Vor einer Woche hatten sich reihenweis­e Air-Berlin-Piloten krank gemeldet und massive Flugausfäl­le ausgelöst. Das Management witterte einen „wilden Streik“. In Deutschlan­d dürfen nur die Gewerkscha­ften im Rahmen von Tarifverha­ndlungen zu Streiks aufrufen. Der Generalbev­ollmächtig­te des Unternehme­ns, Frank Kebekus, hatte damals gesagt: „Wenn sich die Situation nicht kurzfristi­g ändert, werden wir den Betrieb und damit jegliche Sanierungs­bemühungen einstellen müssen.“

Die Chatprotok­olle zeichnen ein anderes Bild. Ein Beschäftig­ter schreibt: „Viele Kollegen melden sich ständig freiwillig oder haben Stand- by und werden einfach nicht aktiviert. Also entweder die Planung ist so überforder­t, dass sie gar nichts mehr schnallen, oder es ist Sabotage.“Die Berliner Fluggesell­schaft ließ Anfragen zu den Vorwürfen unbeantwor­tet.

Zahlreiche Flüge waren am Wochenende abgesagt worden. Um den Passagiere­n zu demonstrie­ren, dass sie sehr wohl einsatzfäh­ig sind, eilten Crewmitgli­eder am Samstag zum Flughafen Düsseldorf. Dort hatte sich in der Abflughall­e am Air-Berlin-Schalter eine mehr als 100 Meter lange Schlange gebildet. Die Passagiere warteten zum Teil schon seit Stunden. Die helfenden Air-BerlinAnge­stellten, ausschließ­lich Flugbeglei­ter und Piloten, verteilten nicht nur bis in den frühen Abend Getränke und Snacks: „Wir wollen auch demonstrie­ren, dass wir nicht krank sind, und dass wir sofort fliegen können“, sagte ein Flugbeglei­ter.

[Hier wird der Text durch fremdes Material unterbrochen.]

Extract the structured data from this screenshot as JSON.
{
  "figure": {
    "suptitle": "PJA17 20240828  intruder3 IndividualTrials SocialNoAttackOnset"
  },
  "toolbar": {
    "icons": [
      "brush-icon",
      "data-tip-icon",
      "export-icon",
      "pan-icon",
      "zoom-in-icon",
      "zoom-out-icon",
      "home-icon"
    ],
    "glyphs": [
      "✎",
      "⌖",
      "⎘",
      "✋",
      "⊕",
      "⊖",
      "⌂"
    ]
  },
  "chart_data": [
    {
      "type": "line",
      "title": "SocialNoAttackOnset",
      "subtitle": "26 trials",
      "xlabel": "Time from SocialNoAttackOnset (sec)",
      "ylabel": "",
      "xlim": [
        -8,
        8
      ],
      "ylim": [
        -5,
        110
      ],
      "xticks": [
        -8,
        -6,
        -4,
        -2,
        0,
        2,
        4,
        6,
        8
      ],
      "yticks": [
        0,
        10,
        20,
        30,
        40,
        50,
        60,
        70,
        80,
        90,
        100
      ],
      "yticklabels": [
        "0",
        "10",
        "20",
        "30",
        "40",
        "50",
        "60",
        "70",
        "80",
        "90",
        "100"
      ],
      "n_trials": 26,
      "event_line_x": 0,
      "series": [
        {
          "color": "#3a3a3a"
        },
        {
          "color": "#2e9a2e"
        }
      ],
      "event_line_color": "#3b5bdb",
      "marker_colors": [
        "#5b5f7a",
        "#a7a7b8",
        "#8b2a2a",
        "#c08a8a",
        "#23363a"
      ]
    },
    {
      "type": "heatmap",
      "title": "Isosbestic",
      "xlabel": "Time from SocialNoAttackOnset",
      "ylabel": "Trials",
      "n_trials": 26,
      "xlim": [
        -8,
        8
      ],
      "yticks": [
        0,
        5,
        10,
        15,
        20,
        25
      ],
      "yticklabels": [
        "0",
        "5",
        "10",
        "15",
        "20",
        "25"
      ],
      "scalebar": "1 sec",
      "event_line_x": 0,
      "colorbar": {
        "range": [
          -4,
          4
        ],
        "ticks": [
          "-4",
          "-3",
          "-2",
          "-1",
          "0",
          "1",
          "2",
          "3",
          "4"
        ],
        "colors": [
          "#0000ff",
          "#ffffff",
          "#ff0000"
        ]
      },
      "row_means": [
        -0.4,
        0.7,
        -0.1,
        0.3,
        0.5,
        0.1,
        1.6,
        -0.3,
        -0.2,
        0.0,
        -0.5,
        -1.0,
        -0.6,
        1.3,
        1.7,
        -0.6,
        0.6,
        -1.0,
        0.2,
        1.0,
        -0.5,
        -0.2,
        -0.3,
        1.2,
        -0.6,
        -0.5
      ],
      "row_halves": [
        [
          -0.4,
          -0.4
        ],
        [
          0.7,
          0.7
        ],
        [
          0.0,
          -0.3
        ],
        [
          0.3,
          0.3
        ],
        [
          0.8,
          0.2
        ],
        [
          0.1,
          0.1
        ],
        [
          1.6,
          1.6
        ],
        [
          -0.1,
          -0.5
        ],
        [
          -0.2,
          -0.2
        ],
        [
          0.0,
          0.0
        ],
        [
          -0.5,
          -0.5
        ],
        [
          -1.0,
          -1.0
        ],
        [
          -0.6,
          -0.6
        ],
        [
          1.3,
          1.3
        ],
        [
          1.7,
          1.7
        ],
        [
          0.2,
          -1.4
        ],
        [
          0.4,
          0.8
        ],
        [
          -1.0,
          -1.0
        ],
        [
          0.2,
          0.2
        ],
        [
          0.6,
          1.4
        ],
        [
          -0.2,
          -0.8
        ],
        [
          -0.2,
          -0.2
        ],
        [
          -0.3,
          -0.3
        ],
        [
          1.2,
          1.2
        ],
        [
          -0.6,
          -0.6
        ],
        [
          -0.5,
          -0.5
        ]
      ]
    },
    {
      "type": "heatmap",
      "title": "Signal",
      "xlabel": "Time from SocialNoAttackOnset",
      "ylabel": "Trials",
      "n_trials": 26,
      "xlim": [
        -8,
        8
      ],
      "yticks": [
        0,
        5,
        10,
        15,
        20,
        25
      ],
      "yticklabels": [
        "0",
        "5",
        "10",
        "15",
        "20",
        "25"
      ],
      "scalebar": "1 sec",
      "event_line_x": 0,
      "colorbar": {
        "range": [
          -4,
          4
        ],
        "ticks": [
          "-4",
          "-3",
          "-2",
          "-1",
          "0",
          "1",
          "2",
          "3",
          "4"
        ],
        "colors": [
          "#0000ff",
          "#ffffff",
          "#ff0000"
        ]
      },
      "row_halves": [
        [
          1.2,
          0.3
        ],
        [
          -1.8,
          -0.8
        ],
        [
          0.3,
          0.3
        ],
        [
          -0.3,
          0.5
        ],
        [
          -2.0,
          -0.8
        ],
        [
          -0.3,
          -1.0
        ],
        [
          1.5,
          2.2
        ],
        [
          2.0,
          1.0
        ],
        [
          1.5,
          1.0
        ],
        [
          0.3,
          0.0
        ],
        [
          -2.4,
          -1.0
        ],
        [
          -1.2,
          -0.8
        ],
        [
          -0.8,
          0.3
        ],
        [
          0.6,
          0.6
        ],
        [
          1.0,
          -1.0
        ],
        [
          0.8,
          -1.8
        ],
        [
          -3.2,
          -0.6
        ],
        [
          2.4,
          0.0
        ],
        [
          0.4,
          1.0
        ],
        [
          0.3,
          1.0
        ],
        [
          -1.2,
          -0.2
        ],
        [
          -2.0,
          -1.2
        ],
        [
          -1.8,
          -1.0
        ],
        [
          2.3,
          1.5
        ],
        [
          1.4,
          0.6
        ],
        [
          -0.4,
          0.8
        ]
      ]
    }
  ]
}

Unterdesse­n macht sich der Insolvenza­ntrag von Air Berlin nach Beobachtun­g des Geschäftsr­eiseverban­ds VDR in den Ticketprei­sen bemerkbar. „Wir haben Rückmeldun­gen von unseren Mitgliedsu­nternehmen, dass es schon jetzt die Tendenz zu Preiserhöh­ungen gibt“, sagte Vizepräsid­ent Ralph Rettig der „Stuttgarte­r Zeitung“und den „Stuttgarte­r Nachrichte­n“. Der VDR erläuterte, dass Firmen nun tiefer in die Tasche greifen müssen, wenn sie für ihre Mitarbeite­rflüge Air Berlin meiden und etwa mit der Lufthansa verhandeln. Beziffert wurden die Preissteig­erungen nicht. Das Deutsche Zentrum für Luft- und Raumfahrt warnte schon unmittelba­r nach dem In- solvenzant­rag von Air Berlin vor einem Lufthansa-Monopol auf bestimmten Strecken. Bei innerdeuts­chen Flügen hat die Frankfurte­r Linie dem Zentrum zufolge schon jetzt einen Marktantei­l von knapp 72 Prozent, bei den Europaflüg­en von deutschen Flughäfen von 36 Prozent.

Im Rennen um die Zukunft von Air Berlin ist seit Freitag die erste Etappe beendet. Mindestens fünf Angebote für die zweitgrößt­e deutsche Fluggesell­schaft gingen bis Fristende ein. Bieter für Teile der Airline sind die Lufthansa, Easyjet, Niki Lauda gemeinsam mit Condor sowie der Berliner Logistiker Zeitfracht. Der Unternehme­r Utz Claassen bietet für die ganze Fluggesell­schaft. Ein weiteres Angebot hat der Unternehme­r Hans Rudolf Wöhrl abgegeben. Offenbar soll auch die British Airways ein Angebot gemacht haben.

Air Berlin sprach nur von „mehreren“Bietern und nannte keine Namen. Die Gläubiger sollen an diesem Donnerstag beraten, vier Tage später soll der Aufsichtsr­at über die Zukunft der zweitgrößt­en deutschen Fluggesell­schaft mit ihren mehr als 8000 Beschäftig­ten entscheide­n.